We fully embrace the ‘fail and fix fast’ philosophy, continually investigating metrics to make sure our product meets user needs before investing more time and money. It doesn’t mean we’re reckless with quality standards or user data. But if there’s a choice between week-long delays or releasing a Minimum Lovable Product, we trust our guts and go with the latter.

7 — Continuously remove legacy

Technical debt takes many forms and, like a weed, will infest and strangle your garden if it is not continuously dealt with. Thoughtworks developed a great approach to managing this where their Technology Advisory Board create a Technology Radar several times a year, and we’ve borrowed from this.

Every three months, our Technology Leadership Team gets together to decide the best practices to follow for Development & Testing Techniques, Development & Testing Tools, Protocols & Platforms and Languages & Frameworks. It’s one of our most heated and vocal technical meetings. Once completed, we put items into 4 categories: hold, assess, trial and adopt. This is then published and serves as a guide for all the delivery teams.

8 — Security by design

From the moment someone registers with ClearScore, our priority is safeguarding their data.

Our Information Security policies and practices have evolved as our userbase has grown. Every year, we update our Information Security Policies and SDLC. And as a result, we’ve put in place data classification and controls, OWASP best practices, and automated security scanning with every deployment. We are ISO27001 certified for India with Cyber Essentials Plus for the UK.

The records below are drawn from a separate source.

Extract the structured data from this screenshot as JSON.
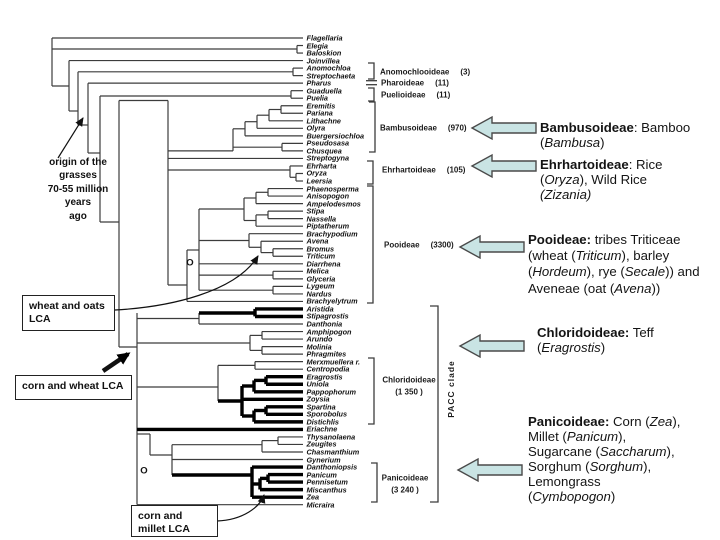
{
  "figure": {
    "kind": "grass-phylogeny-cladogram"
  },
  "taxa": [
    "Flagellaria",
    "Elegia",
    "Baloskion",
    "Joinvillea",
    "Anomochloa",
    "Streptochaeta",
    "Pharus",
    "Guaduella",
    "Puelia",
    "Eremitis",
    "Pariana",
    "Lithachne",
    "Olyra",
    "Buergersiochloa",
    "Pseudosasa",
    "Chusquea",
    "Streptogyna",
    "Ehrharta",
    "Oryza",
    "Leersia",
    "Phaenosperma",
    "Anisopogon",
    "Ampelodesmos",
    "Stipa",
    "Nassella",
    "Piptatherum",
    "Brachypodium",
    "Avena",
    "Bromus",
    "Triticum",
    "Diarrhena",
    "Melica",
    "Glyceria",
    "Lygeum",
    "Nardus",
    "Brachyelytrum",
    "Aristida",
    "Stipagrostis",
    "Danthonia",
    "Amphipogon",
    "Arundo",
    "Molinia",
    "Phragmites",
    "Merxmuellera r.",
    "Centropodia",
    "Eragrostis",
    "Uniola",
    "Pappophorum",
    "Zoysia",
    "Spartina",
    "Sporobolus",
    "Distichlis",
    "Eriachne",
    "Thysanolaena",
    "Zeugites",
    "Chasmanthium",
    "Gynerium",
    "Danthoniopsis",
    "Panicum",
    "Pennisetum",
    "Miscanthus",
    "Zea",
    "Micraira"
  ],
  "bold_lineage_taxa": [
    "Aristida",
    "Stipagrostis",
    "Eragrostis",
    "Uniola",
    "Pappophorum",
    "Zoysia",
    "Spartina",
    "Sporobolus",
    "Distichlis",
    "Eriachne",
    "Danthoniopsis",
    "Panicum",
    "Pennisetum",
    "Miscanthus",
    "Zea"
  ],
  "clades": [
    {
      "name": "Anomochlooideae",
      "count": "(3)"
    },
    {
      "name": "Pharoideae",
      "count": "(11)"
    },
    {
      "name": "Puelioideae",
      "count": "(11)"
    },
    {
      "name": "Bambusoideae",
      "count": "(970)"
    },
    {
      "name": "Ehrhartoideae",
      "count": "(105)"
    },
    {
      "name": "Pooideae",
      "count": "(3300)"
    },
    {
      "name": "Chloridoideae",
      "count": "(1 350 )"
    },
    {
      "name": "Panicoideae",
      "count": "(3 240 )"
    }
  ],
  "pacc_label": "PACC  clade",
  "node_markers": [
    "O",
    "O"
  ],
  "origin_note_lines": [
    "origin  of  the",
    "grasses",
    "70-55 million",
    "years",
    "ago"
  ],
  "lca_boxes": [
    {
      "lines": [
        "wheat and oats",
        "LCA"
      ]
    },
    {
      "lines": [
        "corn and wheat LCA"
      ]
    },
    {
      "lines": [
        "corn and",
        "millet LCA"
      ]
    }
  ],
  "annotations": [
    {
      "id": "bambusoideae-note",
      "lines": [
        [
          {
            "b": 1,
            "t": "Bambusoideae"
          },
          {
            "t": ": Bamboo"
          }
        ],
        [
          {
            "t": "("
          },
          {
            "i": 1,
            "t": "Bambusa"
          },
          {
            "t": ")"
          }
        ]
      ]
    },
    {
      "id": "ehrhartoideae-note",
      "lines": [
        [
          {
            "b": 1,
            "t": "Ehrhartoideae"
          },
          {
            "t": ": Rice"
          }
        ],
        [
          {
            "t": "("
          },
          {
            "i": 1,
            "t": "Oryza"
          },
          {
            "t": "), Wild Rice"
          }
        ],
        [
          {
            "i": 1,
            "t": "(Zizania)"
          }
        ]
      ]
    },
    {
      "id": "pooideae-note",
      "lines": [
        [
          {
            "b": 1,
            "t": "Pooideae:"
          },
          {
            "t": " tribes Triticeae"
          }
        ],
        [
          {
            "t": "(wheat ("
          },
          {
            "i": 1,
            "t": "Triticum"
          },
          {
            "t": "), barley"
          }
        ],
        [
          {
            "t": "("
          },
          {
            "i": 1,
            "t": "Hordeum"
          },
          {
            "t": "), rye ("
          },
          {
            "i": 1,
            "t": "Secale"
          },
          {
            "t": ")) and"
          }
        ],
        [
          {
            "t": "Aveneae (oat ("
          },
          {
            "i": 1,
            "t": "Avena"
          },
          {
            "t": "))"
          }
        ]
      ]
    },
    {
      "id": "chloridoideae-note",
      "lines": [
        [
          {
            "b": 1,
            "t": "Chloridoideae:"
          },
          {
            "t": " Teff"
          }
        ],
        [
          {
            "t": "("
          },
          {
            "i": 1,
            "t": "Eragrostis"
          },
          {
            "t": ")"
          }
        ]
      ]
    },
    {
      "id": "panicoideae-note",
      "lines": [
        [
          {
            "b": 1,
            "t": "Panicoideae:"
          },
          {
            "t": " Corn ("
          },
          {
            "i": 1,
            "t": "Zea"
          },
          {
            "t": "),"
          }
        ],
        [
          {
            "t": "Millet ("
          },
          {
            "i": 1,
            "t": "Panicum"
          },
          {
            "t": "),"
          }
        ],
        [
          {
            "t": "Sugarcane ("
          },
          {
            "i": 1,
            "t": "Saccharum"
          },
          {
            "t": "),"
          }
        ],
        [
          {
            "t": "Sorghum ("
          },
          {
            "i": 1,
            "t": "Sorghum"
          },
          {
            "t": "),"
          }
        ],
        [
          {
            "t": "Lemongrass"
          }
        ],
        [
          {
            "t": "("
          },
          {
            "i": 1,
            "t": "Cymbopogon"
          },
          {
            "t": ")"
          }
        ]
      ]
    }
  ],
  "colors": {
    "line": "#3c3c3c",
    "bold_line": "#000000",
    "arrow_fill": "#c9e4e4",
    "arrow_border": "#4a4a4a"
  }
}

9 — You build it, you run it

By organising our company from the very beginning into product teams with a DevOps mindset, we embraced Werner Vogel’s (Amazon) mantra “you build it, you run it”. Decentralised release management and monitoring ensure greater ownership. This has resulted in over a year of hitting our uptime targets every month for every market.

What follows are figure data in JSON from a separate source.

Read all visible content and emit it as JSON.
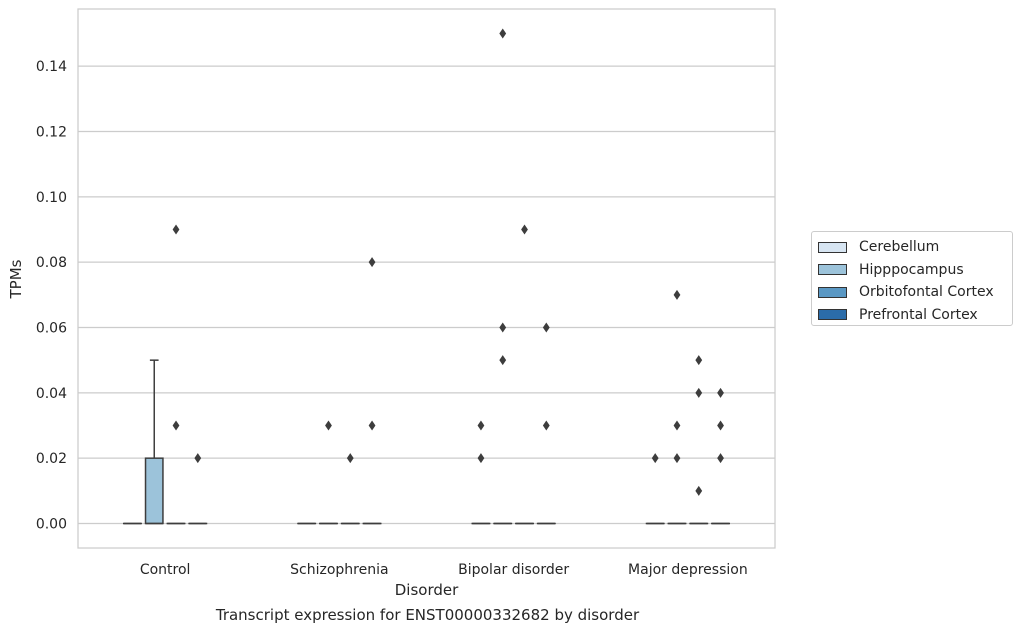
{
  "chart_data": {
    "type": "box",
    "caption": "Transcript expression for ENST00000332682 by disorder",
    "xlabel": "Disorder",
    "ylabel": "TPMs",
    "ylim": [
      -0.0075,
      0.1575
    ],
    "yticks": [
      0.0,
      0.02,
      0.04,
      0.06,
      0.08,
      0.1,
      0.12,
      0.14
    ],
    "ytick_labels": [
      "0.00",
      "0.02",
      "0.04",
      "0.06",
      "0.08",
      "0.10",
      "0.12",
      "0.14"
    ],
    "grid": true,
    "legend_position": "right",
    "categories": [
      "Control",
      "Schizophrenia",
      "Bipolar disorder",
      "Major depression"
    ],
    "series": [
      {
        "name": "Cerebellum",
        "color": "#d7e5f2",
        "boxes": [
          {
            "q1": 0,
            "median": 0,
            "q3": 0,
            "whislo": 0,
            "whishi": 0,
            "fliers": []
          },
          {
            "q1": 0,
            "median": 0,
            "q3": 0,
            "whislo": 0,
            "whishi": 0,
            "fliers": []
          },
          {
            "q1": 0,
            "median": 0,
            "q3": 0,
            "whislo": 0,
            "whishi": 0,
            "fliers": [
              0.02,
              0.03
            ]
          },
          {
            "q1": 0,
            "median": 0,
            "q3": 0,
            "whislo": 0,
            "whishi": 0,
            "fliers": [
              0.02
            ]
          }
        ]
      },
      {
        "name": "Hipppocampus",
        "color": "#9cc3da",
        "boxes": [
          {
            "q1": 0,
            "median": 0,
            "q3": 0.02,
            "whislo": 0,
            "whishi": 0.05,
            "fliers": []
          },
          {
            "q1": 0,
            "median": 0,
            "q3": 0,
            "whislo": 0,
            "whishi": 0,
            "fliers": [
              0.03
            ]
          },
          {
            "q1": 0,
            "median": 0,
            "q3": 0,
            "whislo": 0,
            "whishi": 0,
            "fliers": [
              0.05,
              0.06,
              0.15
            ]
          },
          {
            "q1": 0,
            "median": 0,
            "q3": 0,
            "whislo": 0,
            "whishi": 0,
            "fliers": [
              0.02,
              0.03,
              0.07
            ]
          }
        ]
      },
      {
        "name": "Orbitofontal Cortex",
        "color": "#5a98c4",
        "boxes": [
          {
            "q1": 0,
            "median": 0,
            "q3": 0,
            "whislo": 0,
            "whishi": 0,
            "fliers": [
              0.03,
              0.09
            ]
          },
          {
            "q1": 0,
            "median": 0,
            "q3": 0,
            "whislo": 0,
            "whishi": 0,
            "fliers": [
              0.02
            ]
          },
          {
            "q1": 0,
            "median": 0,
            "q3": 0,
            "whislo": 0,
            "whishi": 0,
            "fliers": [
              0.09
            ]
          },
          {
            "q1": 0,
            "median": 0,
            "q3": 0,
            "whislo": 0,
            "whishi": 0,
            "fliers": [
              0.01,
              0.04,
              0.05
            ]
          }
        ]
      },
      {
        "name": "Prefrontal Cortex",
        "color": "#2b6ca9",
        "boxes": [
          {
            "q1": 0,
            "median": 0,
            "q3": 0,
            "whislo": 0,
            "whishi": 0,
            "fliers": [
              0.02
            ]
          },
          {
            "q1": 0,
            "median": 0,
            "q3": 0,
            "whislo": 0,
            "whishi": 0,
            "fliers": [
              0.03,
              0.08
            ]
          },
          {
            "q1": 0,
            "median": 0,
            "q3": 0,
            "whislo": 0,
            "whishi": 0,
            "fliers": [
              0.03,
              0.06
            ]
          },
          {
            "q1": 0,
            "median": 0,
            "q3": 0,
            "whislo": 0,
            "whishi": 0,
            "fliers": [
              0.02,
              0.03,
              0.04
            ]
          }
        ]
      }
    ]
  }
}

We have taken this further by moving to a ‘NoOps culture’ to really empower squads. Global Delivery Teams are given the tools to create and run pipelines independently. Access to the entire monitoring toolset means squads are able to act before adverse behaviour manifests in production.

10 — Data-driven quality

Above all else, show the data. This is the strapline for our Daily Dashboard, which is emailed to every single person at ClearScore each morning. It’s packed with charts of metrics for the Key Performance Indicators (KPIs) for every team. We can also see charts on bugs, uptime, releases and sobering projections as to whether targets will be hit.

We’re all responsible for quality. We use metrics to track this and surface data using a combination of systems, including SignalFX (Application Performance Monitoring), Amplitude (Real Time Monitoring) and Domo (Daily Dashboards). Lots of eyeballs on key metrics means that they never deviate far off course before the relevant team is all over it.

11 — Maximise learning

Research from the Centre for Creative Leadership suggests that everyone needs three types of experience, in a 70–20–10 ratio. Challenging assignments account for 70%, developmental relationships 20%, and coursework and training 10%.

In-house learning is one of our core differentiators, and one of the reasons why ‘we learn’ is one of the principles of our Operating System. Technology careers within ClearScore can take both a management or contribution path. But regardless of the path you pick, we believe that sharing (knowledge) is caring. To maximise learning, we use a combination of ClearScore University (CSU) modules, communities, mentoring, buddy systems, brown bags and demos.

12 — Continuously improve

The final principle is arguably the most important. Abraham Lincoln once said, “Give me six hours to chop down a tree and I will spend the first four sharpening the axe”. It’s one of my favourite quotes, as it highlights how productivity can be maximised through efficiency.

Kaizen methodologies are regularly applied to our engineering to sharpen our approach. Everything from phasing out legacy, to using ‘five whys’ in running wash-ups, running regular retrospectives and never just accepting the status quo.

Heraclitus, a Greek philosopher, once said: “the only constant is change”. Our response to that is often “so just don’t get too comfortable”.